Reductionism vs. Holism

  • Reductionism: Breaking a complex behaviour down into tiny, simple parts (like saying "depression is just a lack of serotonin").
  • Holism: Looking at the whole person and all their experiences together.

Individual vs. Situational Explanations

  • Individual: Something inside you (like your personality) caused the behaviour.
  • Situational: Something in the room or environment caused the behaviour.

Psychology as a Science

Is psychology a "hard science" like Chemistry? To be a science, research should be:

  • Objective: Not based on opinion.
  • Replicable: Can someone else do the same study and get the same result?
  • Falsifiable: Is it possible to prove the theory wrong?
  • Standardised: Using the exact same procedure for every participant.

Quick Review Box:
- Nature = Biology
- Nurture = Upbringing
- Reductionism = Simple
- Holism = Complex/Whole


Common Mistakes to Avoid

1. Don't confuse "Social Area" with "Behaviourist Perspective." While both look at the environment, the Social Area focuses on the people around you right now, while Behaviourism focuses on how you were trained in the past.

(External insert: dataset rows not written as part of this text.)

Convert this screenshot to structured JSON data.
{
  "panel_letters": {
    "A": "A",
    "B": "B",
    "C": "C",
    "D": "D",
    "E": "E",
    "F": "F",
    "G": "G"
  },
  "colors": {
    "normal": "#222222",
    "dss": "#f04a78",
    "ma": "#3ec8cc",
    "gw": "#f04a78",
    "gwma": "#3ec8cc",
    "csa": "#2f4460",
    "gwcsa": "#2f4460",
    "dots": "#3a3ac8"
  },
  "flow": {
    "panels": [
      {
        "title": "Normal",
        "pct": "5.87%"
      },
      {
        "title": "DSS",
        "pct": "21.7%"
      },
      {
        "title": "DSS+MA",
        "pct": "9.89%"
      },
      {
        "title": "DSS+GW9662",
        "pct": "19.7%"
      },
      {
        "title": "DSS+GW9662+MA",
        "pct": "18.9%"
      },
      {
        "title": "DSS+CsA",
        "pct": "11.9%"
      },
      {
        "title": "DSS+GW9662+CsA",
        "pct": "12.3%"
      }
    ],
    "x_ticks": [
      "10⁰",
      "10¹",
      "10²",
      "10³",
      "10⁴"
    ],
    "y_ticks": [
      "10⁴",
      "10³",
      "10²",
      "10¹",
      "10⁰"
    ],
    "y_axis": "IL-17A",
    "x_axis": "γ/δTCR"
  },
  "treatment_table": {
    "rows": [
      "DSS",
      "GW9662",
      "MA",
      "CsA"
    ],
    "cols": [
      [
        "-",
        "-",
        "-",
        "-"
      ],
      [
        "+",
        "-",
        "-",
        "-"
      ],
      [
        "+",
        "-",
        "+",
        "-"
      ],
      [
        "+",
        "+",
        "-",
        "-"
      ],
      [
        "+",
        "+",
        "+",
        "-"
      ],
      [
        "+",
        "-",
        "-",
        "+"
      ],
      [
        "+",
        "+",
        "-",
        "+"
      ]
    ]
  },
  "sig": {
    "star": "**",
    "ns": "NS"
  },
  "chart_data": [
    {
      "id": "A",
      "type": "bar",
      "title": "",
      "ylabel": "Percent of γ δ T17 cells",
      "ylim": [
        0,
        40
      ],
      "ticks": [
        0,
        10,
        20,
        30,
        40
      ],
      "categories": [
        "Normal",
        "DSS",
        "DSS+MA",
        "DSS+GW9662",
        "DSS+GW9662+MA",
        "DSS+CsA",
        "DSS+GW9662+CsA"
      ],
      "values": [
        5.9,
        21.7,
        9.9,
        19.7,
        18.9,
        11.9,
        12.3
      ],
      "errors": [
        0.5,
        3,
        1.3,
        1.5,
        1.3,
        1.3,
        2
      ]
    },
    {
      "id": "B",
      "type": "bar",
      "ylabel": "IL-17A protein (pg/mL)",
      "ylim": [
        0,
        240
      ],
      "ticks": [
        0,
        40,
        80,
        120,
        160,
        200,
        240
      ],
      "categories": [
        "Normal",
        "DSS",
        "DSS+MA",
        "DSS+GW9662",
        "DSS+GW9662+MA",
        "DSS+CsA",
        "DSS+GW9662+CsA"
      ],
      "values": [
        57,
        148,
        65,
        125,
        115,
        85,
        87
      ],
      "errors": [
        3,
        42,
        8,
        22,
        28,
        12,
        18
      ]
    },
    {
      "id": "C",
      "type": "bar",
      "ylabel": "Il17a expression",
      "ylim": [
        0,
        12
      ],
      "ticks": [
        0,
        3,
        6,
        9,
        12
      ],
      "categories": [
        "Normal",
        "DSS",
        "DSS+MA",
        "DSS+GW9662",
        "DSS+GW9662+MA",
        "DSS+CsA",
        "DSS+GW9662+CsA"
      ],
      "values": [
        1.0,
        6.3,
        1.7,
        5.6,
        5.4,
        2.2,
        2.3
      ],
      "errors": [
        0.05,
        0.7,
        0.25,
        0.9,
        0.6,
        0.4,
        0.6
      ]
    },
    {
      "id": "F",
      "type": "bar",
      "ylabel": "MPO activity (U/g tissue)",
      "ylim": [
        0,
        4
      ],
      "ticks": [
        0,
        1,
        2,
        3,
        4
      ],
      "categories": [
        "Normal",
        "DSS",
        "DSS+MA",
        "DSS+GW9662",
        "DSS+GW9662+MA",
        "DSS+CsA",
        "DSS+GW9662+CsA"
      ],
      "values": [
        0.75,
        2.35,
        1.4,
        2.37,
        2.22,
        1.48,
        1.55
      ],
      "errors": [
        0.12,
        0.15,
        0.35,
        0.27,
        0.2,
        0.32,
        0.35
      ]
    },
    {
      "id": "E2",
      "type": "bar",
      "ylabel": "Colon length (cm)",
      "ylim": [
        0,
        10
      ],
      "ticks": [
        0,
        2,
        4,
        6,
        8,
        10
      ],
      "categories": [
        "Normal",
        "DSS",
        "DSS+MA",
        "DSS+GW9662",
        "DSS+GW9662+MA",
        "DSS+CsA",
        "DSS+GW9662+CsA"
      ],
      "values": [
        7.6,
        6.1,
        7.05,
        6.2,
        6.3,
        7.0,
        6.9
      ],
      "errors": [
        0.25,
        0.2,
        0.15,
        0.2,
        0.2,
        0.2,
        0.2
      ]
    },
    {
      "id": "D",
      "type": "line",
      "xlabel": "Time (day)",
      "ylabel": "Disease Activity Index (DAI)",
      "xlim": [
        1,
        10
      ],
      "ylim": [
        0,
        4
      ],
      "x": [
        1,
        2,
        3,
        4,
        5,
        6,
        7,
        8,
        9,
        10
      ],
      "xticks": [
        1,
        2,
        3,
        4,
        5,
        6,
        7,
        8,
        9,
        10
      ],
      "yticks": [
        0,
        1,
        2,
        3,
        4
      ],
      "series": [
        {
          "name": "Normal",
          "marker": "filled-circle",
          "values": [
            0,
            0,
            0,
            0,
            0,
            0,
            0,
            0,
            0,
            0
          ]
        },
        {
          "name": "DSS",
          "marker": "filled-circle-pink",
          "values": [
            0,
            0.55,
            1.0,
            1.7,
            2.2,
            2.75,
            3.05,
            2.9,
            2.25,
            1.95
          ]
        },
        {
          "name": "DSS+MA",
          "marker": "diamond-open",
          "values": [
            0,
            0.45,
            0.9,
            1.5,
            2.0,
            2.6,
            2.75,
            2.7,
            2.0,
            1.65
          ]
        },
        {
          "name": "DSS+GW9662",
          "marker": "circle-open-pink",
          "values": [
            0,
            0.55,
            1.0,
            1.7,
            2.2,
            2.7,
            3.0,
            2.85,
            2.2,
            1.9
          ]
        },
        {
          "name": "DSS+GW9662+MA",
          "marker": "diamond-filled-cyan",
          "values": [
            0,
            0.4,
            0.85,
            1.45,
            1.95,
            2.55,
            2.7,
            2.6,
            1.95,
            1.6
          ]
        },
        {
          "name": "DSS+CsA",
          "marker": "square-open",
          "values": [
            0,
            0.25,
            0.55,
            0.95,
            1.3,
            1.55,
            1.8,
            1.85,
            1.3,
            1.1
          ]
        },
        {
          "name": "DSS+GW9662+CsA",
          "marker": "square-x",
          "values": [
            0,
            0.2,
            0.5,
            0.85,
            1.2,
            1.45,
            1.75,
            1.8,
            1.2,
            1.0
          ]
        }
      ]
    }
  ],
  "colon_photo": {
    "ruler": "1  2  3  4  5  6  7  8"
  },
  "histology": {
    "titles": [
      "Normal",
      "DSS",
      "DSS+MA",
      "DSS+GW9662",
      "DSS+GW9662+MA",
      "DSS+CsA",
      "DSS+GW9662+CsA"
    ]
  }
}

2. Don't just describe a study. In this section of the exam, you need to explain how the study illustrates the area or debate. Use phrases like "This study links to the Biological area because..."

3. Ethics isn't just about being "nice." Use the specific BPS terms like Integrity and Informed Consent to get the top marks.

Don't worry if this seems a lot to take in! You will use these concepts in every single essay you write for Paper 2 and Paper 3. The more you use them, the more natural they will feel. Happy studying!